The agreement also increases the allowances for teachers who monitor the Tawjihi (the general secondary education certificate examination) and correct exam papers, in addition to considering teaching as an “arduous profession”.

The deal allows teachers to receive treatment at military hospitals at the same cost as at public hospitals.

The weekly quota of classes shall be reduced to a maximum rate of 18 weekly classes for lead teachers, 20 for experienced teachers and 22 for first-rank teachers as per the agreement.

The agreement cancels all penalties and proceedings taken against teachers due to participation in the strike and drops all lawsuits the government was to file against any teacher or the JTA.

Both sides also agreed to grant teachers housing loans with preferential murabaha (Islamic interest) rates through tools supported by the Central Bank of Jordan. 

Maani said the agreement came in fulfillment of His Majesty King Abdullah’s directives, which stressed the need for dialogue to resolve the month-long crisis.

“The return of students to classrooms and the resumption of the educational process have been His Majesty’s greatest concern,” Maani added. 

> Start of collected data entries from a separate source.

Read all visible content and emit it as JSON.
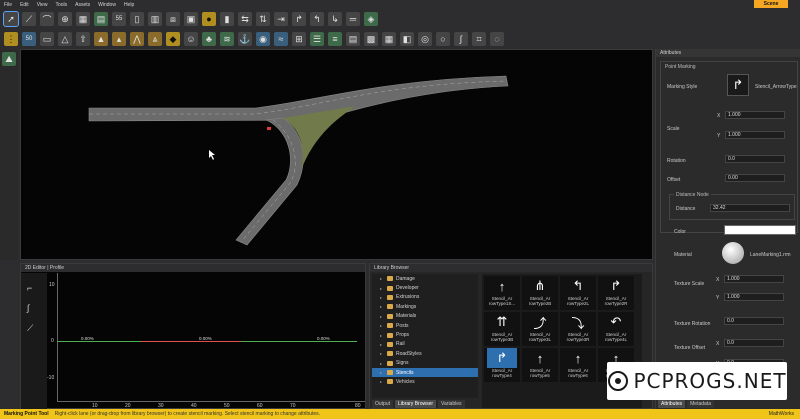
{
  "menubar": {
    "items": [
      "File",
      "Edit",
      "View",
      "Tools",
      "Assets",
      "Window",
      "Help"
    ],
    "scene_badge": "Scene"
  },
  "toolbar_row1_icons": [
    "select-arrow",
    "road-tool",
    "road-curve",
    "road-junction",
    "crosswalk",
    "building",
    "sign-55",
    "sign-blank",
    "barrier",
    "fence",
    "trafficlight-box",
    "trafficlight",
    "bus-stop",
    "arrow-left-right",
    "arrow-up-down",
    "truck",
    "arrow-right",
    "marking-left",
    "marking-right",
    "stop-line",
    "sign-green"
  ],
  "toolbar_row2_icons": [
    "lane-marking",
    "sign-50",
    "speed-hump",
    "triangle-sign",
    "direction-sign",
    "cone",
    "cones",
    "cones-row",
    "traffic-cone-3",
    "barrier-yellow",
    "person",
    "tree",
    "grass",
    "anchor",
    "camera",
    "water",
    "signal-road",
    "stack",
    "layers",
    "book",
    "pattern",
    "ground",
    "object",
    "disc",
    "ring",
    "curve-road",
    "road-mesh",
    "circle-tool"
  ],
  "left_strip": {
    "icon": "terrain-icon"
  },
  "attributes": {
    "panel_title": "Attributes",
    "section": "Point Marking",
    "marking_style_label": "Marking Style",
    "marking_style_value": "Stencil_ArrowType",
    "scale_label": "Scale",
    "scale_x": "1.000",
    "scale_y": "1.000",
    "x_label": "X",
    "y_label": "Y",
    "rotation_label": "Rotation",
    "rotation_value": "0.0",
    "offset_label": "Offset",
    "offset_value": "0.00",
    "distance_node_title": "Distance Node",
    "distance_label": "Distance",
    "distance_value": "32.42",
    "color_label": "Color",
    "material_label": "Material",
    "material_value": "LaneMarking1.rrm",
    "texture_scale_label": "Texture Scale",
    "texture_scale_x": "1.000",
    "texture_scale_y": "1.000",
    "texture_rotation_label": "Texture Rotation",
    "texture_rotation_value": "0.0",
    "texture_offset_label": "Texture Offset",
    "texture_offset_x": "0.0",
    "texture_offset_y": "0.0",
    "tabs": [
      "Attributes",
      "Metadata"
    ]
  },
  "editor2d": {
    "title": "2D Editor | Profile",
    "y_ticks": [
      "10",
      "0",
      "-10"
    ],
    "x_ticks": [
      "10",
      "20",
      "30",
      "40",
      "50",
      "60",
      "70",
      "80"
    ],
    "grade_labels": [
      "0.00%",
      "0.00%",
      "0.00%"
    ]
  },
  "library": {
    "title": "Library Browser",
    "tree": [
      "Damage",
      "Developer",
      "Extrusions",
      "Markings",
      "Materials",
      "Posts",
      "Props",
      "Rail",
      "RoadStyles",
      "Signs",
      "Stencils",
      "Vehicles"
    ],
    "selected_folder": "Stencils",
    "thumbs": [
      {
        "cap": "Stencil_Ar rowType1S...",
        "icon": "arrow-straight"
      },
      {
        "cap": "Stencil_Ar rowType2B",
        "icon": "arrow-fork"
      },
      {
        "cap": "Stencil_Ar rowType2L",
        "icon": "arrow-left"
      },
      {
        "cap": "Stencil_Ar rowType2R",
        "icon": "arrow-right"
      },
      {
        "cap": "Stencil_Ar rowType3B",
        "icon": "arrow-fork"
      },
      {
        "cap": "Stencil_Ar rowType3L",
        "icon": "arrow-bend-left"
      },
      {
        "cap": "Stencil_Ar rowType3R",
        "icon": "arrow-bend-right"
      },
      {
        "cap": "Stencil_Ar rowType4L",
        "icon": "arrow-uturn"
      },
      {
        "cap": "Stencil_Ar rowType4",
        "icon": "arrow-curve-right"
      },
      {
        "cap": "Stencil_Ar rowType5",
        "icon": "arrow-straight"
      },
      {
        "cap": "Stencil_Ar rowType6",
        "icon": "arrow-straight"
      },
      {
        "cap": "Stencil_Ar rowType7",
        "icon": "arrow-straight"
      }
    ],
    "tabs": [
      "Output",
      "Library Browser",
      "Variables"
    ]
  },
  "statusbar": {
    "tool": "Marking Point Tool",
    "hint": "Right-click lane (or drag-drop from library browser) to create stencil marking. Select stencil marking to change attributes.",
    "brand": "MathWorks"
  },
  "watermark": "PCPROGS.NET",
  "colors": {
    "status_yellow": "#f0c419",
    "scene_orange": "#f5a623",
    "select_blue": "#2e6fb0"
  }
}
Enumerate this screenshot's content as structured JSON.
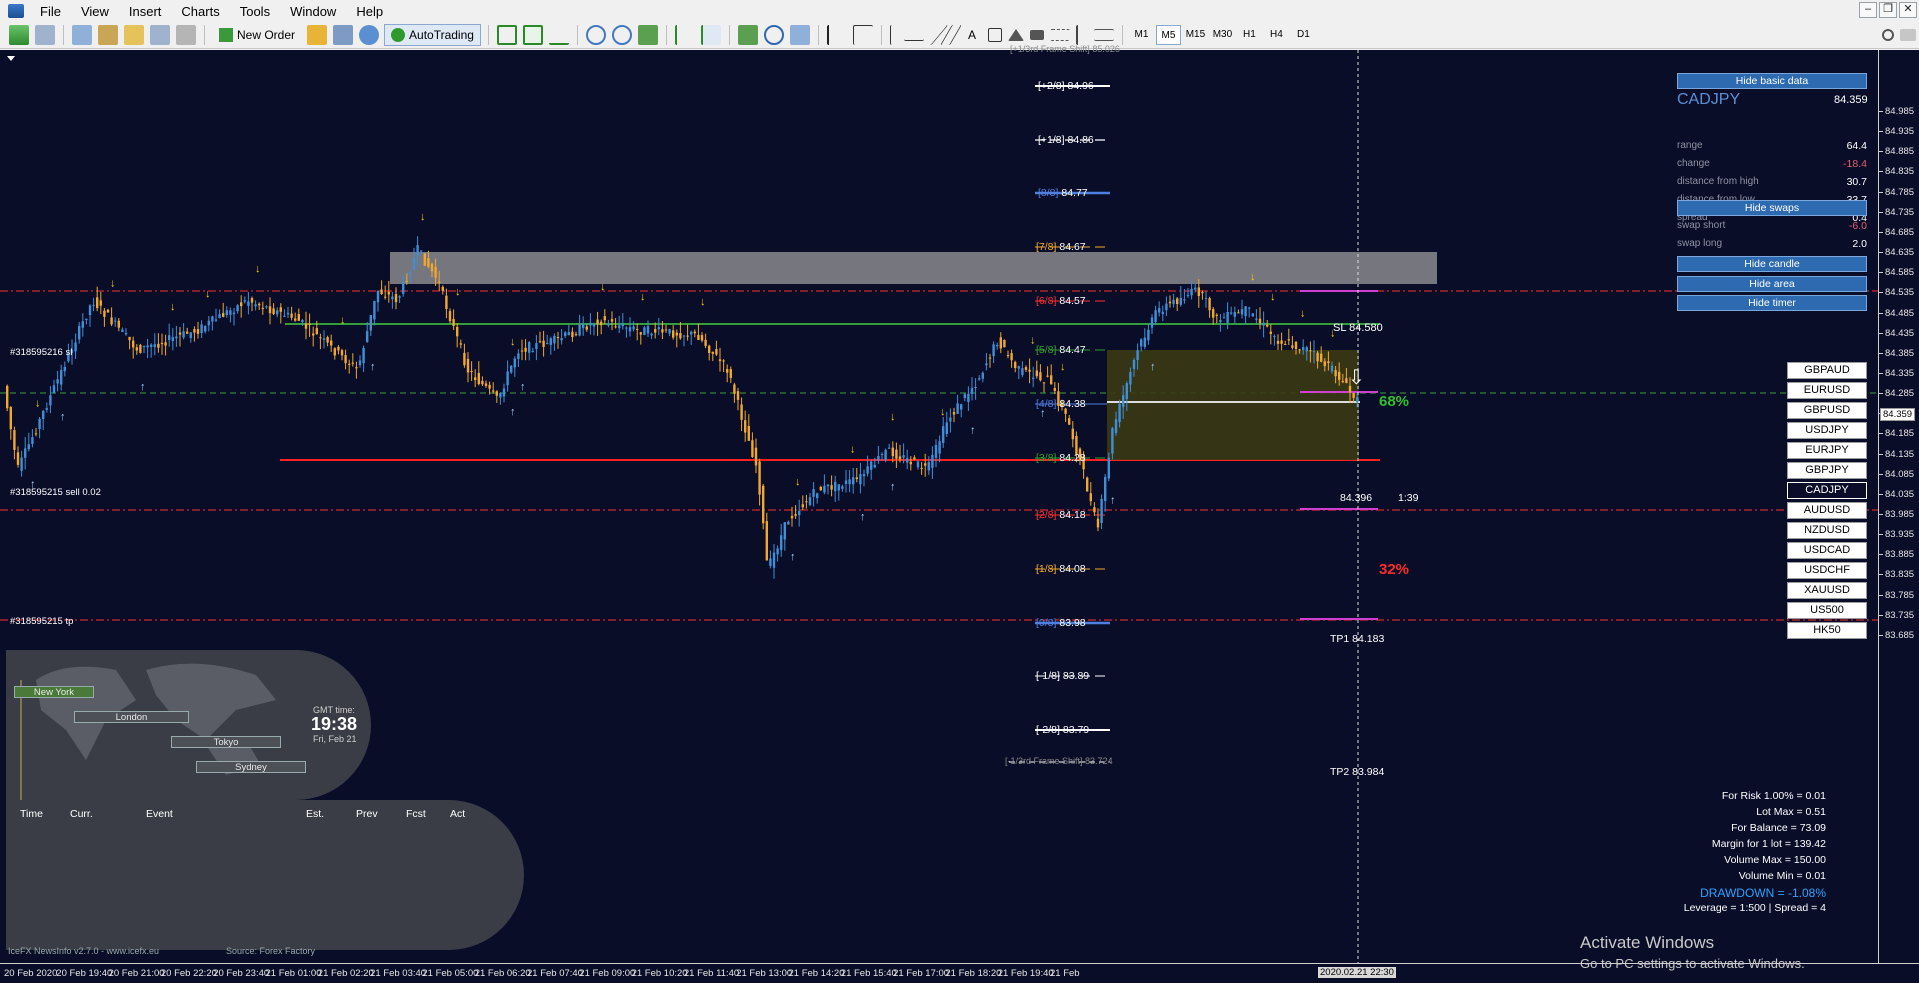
{
  "menu": [
    "File",
    "View",
    "Insert",
    "Charts",
    "Tools",
    "Window",
    "Help"
  ],
  "toolbar": {
    "new_order": "New Order",
    "auto_trading": "AutoTrading",
    "timeframes": [
      "M1",
      "M5",
      "M15",
      "M30",
      "H1",
      "H4",
      "D1"
    ],
    "active_timeframe": "M5"
  },
  "murrey": [
    {
      "label": "[+1/3rd Frame Shift]",
      "value": "85.026"
    },
    {
      "label": "[+2/8]",
      "value": "84.96"
    },
    {
      "label": "[+1/8]",
      "value": "84.86"
    },
    {
      "label": "[8/8]",
      "value": "84.77"
    },
    {
      "label": "[7/8]",
      "value": "84.67"
    },
    {
      "label": "[6/8]",
      "value": "84.57"
    },
    {
      "label": "[5/8]",
      "value": "84.47"
    },
    {
      "label": "[4/8]",
      "value": "84.38"
    },
    {
      "label": "[3/8]",
      "value": "84.28"
    },
    {
      "label": "[2/8]",
      "value": "84.18"
    },
    {
      "label": "[1/8]",
      "value": "84.08"
    },
    {
      "label": "[0/8]",
      "value": "83.98"
    },
    {
      "label": "[-1/8]",
      "value": "83.89"
    },
    {
      "label": "[-2/8]",
      "value": "83.79"
    },
    {
      "label": "[-1/3rd Frame Shift]",
      "value": "83.724"
    }
  ],
  "trade": {
    "sl_label": "SL 84.580",
    "sl_order": "#318595216 sl",
    "sell_order": "#318595215 sell 0.02",
    "tp_order": "#318595215 tp",
    "tp1": "TP1 84.183",
    "tp2": "TP2 83.984",
    "pct_up": "68%",
    "pct_down": "32%",
    "price_tag": "84.396",
    "ratio": "1:39"
  },
  "panel": {
    "hide_basic": "Hide basic data",
    "symbol": "CADJPY",
    "price": "84.359",
    "rows": [
      {
        "k": "range",
        "v": "64.4",
        "neg": false
      },
      {
        "k": "change",
        "v": "-18.4",
        "neg": true
      },
      {
        "k": "distance from high",
        "v": "30.7",
        "neg": false
      },
      {
        "k": "distance from low",
        "v": "33.7",
        "neg": false
      },
      {
        "k": "spread",
        "v": "0.4",
        "neg": false
      }
    ],
    "hide_swaps": "Hide swaps",
    "swaps": [
      {
        "k": "swap short",
        "v": "-6.0",
        "neg": true
      },
      {
        "k": "swap long",
        "v": "2.0",
        "neg": false
      }
    ],
    "hide_candle": "Hide candle",
    "hide_area": "Hide area",
    "hide_timer": "Hide timer"
  },
  "symbols": [
    "GBPAUD",
    "EURUSD",
    "GBPUSD",
    "USDJPY",
    "EURJPY",
    "GBPJPY",
    "CADJPY",
    "AUDUSD",
    "NZDUSD",
    "USDCAD",
    "USDCHF",
    "XAUUSD",
    "US500",
    "HK50"
  ],
  "active_symbol": "CADJPY",
  "risk": [
    "For Risk 1.00% = 0.01",
    "Lot Max = 0.51",
    "For Balance = 73.09",
    "Margin for 1 lot = 139.42",
    "Volume Max = 150.00",
    "Volume Min = 0.01",
    "DRAWDOWN = -1.08%",
    "Leverage = 1:500 | Spread = 4"
  ],
  "world": {
    "gmt_label": "GMT time:",
    "time": "19:38",
    "date": "Fri, Feb 21",
    "sessions": [
      "New York",
      "London",
      "Tokyo",
      "Sydney"
    ]
  },
  "news": {
    "headers": [
      "Time",
      "Curr.",
      "Event",
      "Est.",
      "Prev",
      "Fcst",
      "Act"
    ],
    "footer": "IceFX NewsInfo v2.7.0  -  www.icefx.eu",
    "source": "Source: Forex Factory"
  },
  "price_axis": [
    "84.985",
    "84.935",
    "84.885",
    "84.835",
    "84.785",
    "84.735",
    "84.685",
    "84.635",
    "84.585",
    "84.535",
    "84.485",
    "84.435",
    "84.385",
    "84.335",
    "84.285",
    "84.235",
    "84.185",
    "84.135",
    "84.085",
    "84.035",
    "83.985",
    "83.935",
    "83.885",
    "83.835",
    "83.785",
    "83.735",
    "83.685"
  ],
  "current_price": "84.359",
  "time_axis": [
    "20 Feb 2020",
    "20 Feb 19:40",
    "20 Feb 21:00",
    "20 Feb 22:20",
    "20 Feb 23:40",
    "21 Feb 01:00",
    "21 Feb 02:20",
    "21 Feb 03:40",
    "21 Feb 05:00",
    "21 Feb 06:20",
    "21 Feb 07:40",
    "21 Feb 09:00",
    "21 Feb 10:20",
    "21 Feb 11:40",
    "21 Feb 13:00",
    "21 Feb 14:20",
    "21 Feb 15:40",
    "21 Feb 17:00",
    "21 Feb 18:20",
    "21 Feb 19:40",
    "21 Feb"
  ],
  "time_cursor": "2020.02.21 22:30",
  "watermark": {
    "line1": "Activate Windows",
    "line2": "Go to PC settings to activate Windows."
  },
  "colors": {
    "background": "#0a0d28",
    "bull": "#3f8fd8",
    "bear": "#f2a82e",
    "sl": "#ff3030",
    "entry": "#00c000",
    "tp": "#d040d0",
    "panel_btn": "#2d6ab0"
  }
}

In a statement on Sunday, Prime Minister Omar Razzaz said the best interest of students “was placed above all considerations” in reaching the agreement with teachers.

In an interview with Jordan Television later in the day, JTA Spokesperson Nouriddin Nadim said that the agreement was “a victory” for the Kingdom and that “no one has lost”, adding that the best interest of students was the main outcome of the resolution.                                                                                            Nadim noted that the strike succeeded because “it maintained professionalism and was not politicised”, according to Petra.  

Following a meeting that extended until late hours Saturday, a government team and the JTA reached a deal to end the strike that started on September 8.

Nawasrah described the deal as “historic”, valuing the government’s efforts to end the “longest work stoppage in the Kingdom’s history”.

In a letter he sent on Saturday to the JTA on the occasion of World Teacher’s Day, Razzaz sent a letter to the JTA, commending teachers and their efforts.

In the letter the JTA received as an apology, Razzaz expressed the government’s regret for any act that might have affected teachers’ dignity, pledging to take action once results of the investigation and the National Centre for Human Rights’ report are out.

The JTA has requested an apology from the government for the way it handled the sit-in they staged in Amman on September 5, during which the syndicate claimed its members were subject to violations.

The Public Security Department denied the allegations, but confirmed that 50 teachers were detained during the protest for “illegally forcing their way through to the government’s headquarters on Amman’s Fourth Circle”, which was the location designated by the JTA for the protest.